The material used, in this case copper, determines the thermal coefficient of expansion of both the terminal and connecting elements. However, the characteristics of the insulating body substantively determine the thermal coefficient of the substrate. The thermal stress of the power semiconductor module and the substrate's thermal coefficient of expansion are considerably lower when compared to the thermal coefficient of expansion for the terminal and connecting elements.

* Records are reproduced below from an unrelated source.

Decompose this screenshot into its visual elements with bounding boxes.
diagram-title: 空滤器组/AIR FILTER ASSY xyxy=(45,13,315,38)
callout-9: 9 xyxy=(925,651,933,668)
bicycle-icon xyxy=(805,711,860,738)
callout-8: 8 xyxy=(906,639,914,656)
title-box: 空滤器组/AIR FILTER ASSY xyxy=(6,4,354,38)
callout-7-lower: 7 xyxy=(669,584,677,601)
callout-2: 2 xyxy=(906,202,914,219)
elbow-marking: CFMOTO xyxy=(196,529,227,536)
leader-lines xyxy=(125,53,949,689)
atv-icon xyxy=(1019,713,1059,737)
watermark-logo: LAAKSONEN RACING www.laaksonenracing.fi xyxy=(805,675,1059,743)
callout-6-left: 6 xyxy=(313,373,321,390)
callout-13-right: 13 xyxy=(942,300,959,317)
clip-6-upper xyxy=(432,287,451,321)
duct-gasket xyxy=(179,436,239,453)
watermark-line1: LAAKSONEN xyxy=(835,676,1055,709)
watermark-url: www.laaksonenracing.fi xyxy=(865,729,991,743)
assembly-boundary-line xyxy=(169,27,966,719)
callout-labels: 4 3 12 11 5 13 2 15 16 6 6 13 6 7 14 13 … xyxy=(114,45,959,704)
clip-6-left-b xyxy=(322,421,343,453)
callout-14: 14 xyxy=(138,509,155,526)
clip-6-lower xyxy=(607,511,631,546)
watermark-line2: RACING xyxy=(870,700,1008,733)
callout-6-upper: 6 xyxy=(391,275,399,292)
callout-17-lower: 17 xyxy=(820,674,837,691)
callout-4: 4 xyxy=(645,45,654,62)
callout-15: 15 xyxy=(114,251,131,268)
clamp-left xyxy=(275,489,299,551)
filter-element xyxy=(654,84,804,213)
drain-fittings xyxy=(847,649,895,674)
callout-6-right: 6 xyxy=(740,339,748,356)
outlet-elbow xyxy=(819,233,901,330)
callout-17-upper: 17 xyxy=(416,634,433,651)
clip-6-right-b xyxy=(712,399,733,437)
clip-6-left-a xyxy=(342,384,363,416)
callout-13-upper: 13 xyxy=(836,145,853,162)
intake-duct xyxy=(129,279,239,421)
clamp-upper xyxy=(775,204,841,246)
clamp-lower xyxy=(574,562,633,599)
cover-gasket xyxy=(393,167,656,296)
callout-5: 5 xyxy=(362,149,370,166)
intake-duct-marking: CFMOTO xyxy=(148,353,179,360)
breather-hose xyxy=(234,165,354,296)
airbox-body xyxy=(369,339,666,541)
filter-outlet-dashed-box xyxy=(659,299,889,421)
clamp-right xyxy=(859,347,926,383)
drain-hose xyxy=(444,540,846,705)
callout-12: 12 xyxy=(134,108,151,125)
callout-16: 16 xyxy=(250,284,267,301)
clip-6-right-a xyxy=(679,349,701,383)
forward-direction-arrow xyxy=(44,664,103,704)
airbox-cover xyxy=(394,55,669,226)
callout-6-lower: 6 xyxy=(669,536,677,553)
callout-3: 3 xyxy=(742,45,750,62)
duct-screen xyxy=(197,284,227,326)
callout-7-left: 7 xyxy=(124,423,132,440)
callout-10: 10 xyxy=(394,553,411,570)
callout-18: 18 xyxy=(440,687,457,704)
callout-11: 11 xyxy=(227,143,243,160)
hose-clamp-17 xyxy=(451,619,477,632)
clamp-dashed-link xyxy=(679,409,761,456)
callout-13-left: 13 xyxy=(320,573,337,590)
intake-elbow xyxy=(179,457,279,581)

This substantive difference causes mechanical stress at the connecting point between substrate and the terminal and/or connecting element and is a principal cause of connection failure resulting in breakage of the flush mounting connection.
Other examples of related art flush terminal and/or connecting elements are disclosed in German publications DE 35 05 086 A1, DE 44 46 527 A1, and DE 101 03 084 A1. Unfortunately, upon review these publications fail to provide any additional information with regard to the embodiment of such a flush terminal or connecting element in a manner provided by the present invention. These references only depict differing embodiments of the course and the foot points of the terminal elements.
What is not appreciated by the prior art is the need for an improved flush connection mounting design with increased reliability and service life without expanding a mount area, and while maintaining the scope and spirit of the presently known flush mounting manufacturing techniques of soldering, gluing, and others know to those of skill in the semiconductor module manufacturing arts.
Accordingly, there is a need for an improved design that accommodates the mechanical and thermal stresses associated with flush connections in power semiconductor modules in a convenient manner that does not detrimentally require substantive change in presently known manufacturing method.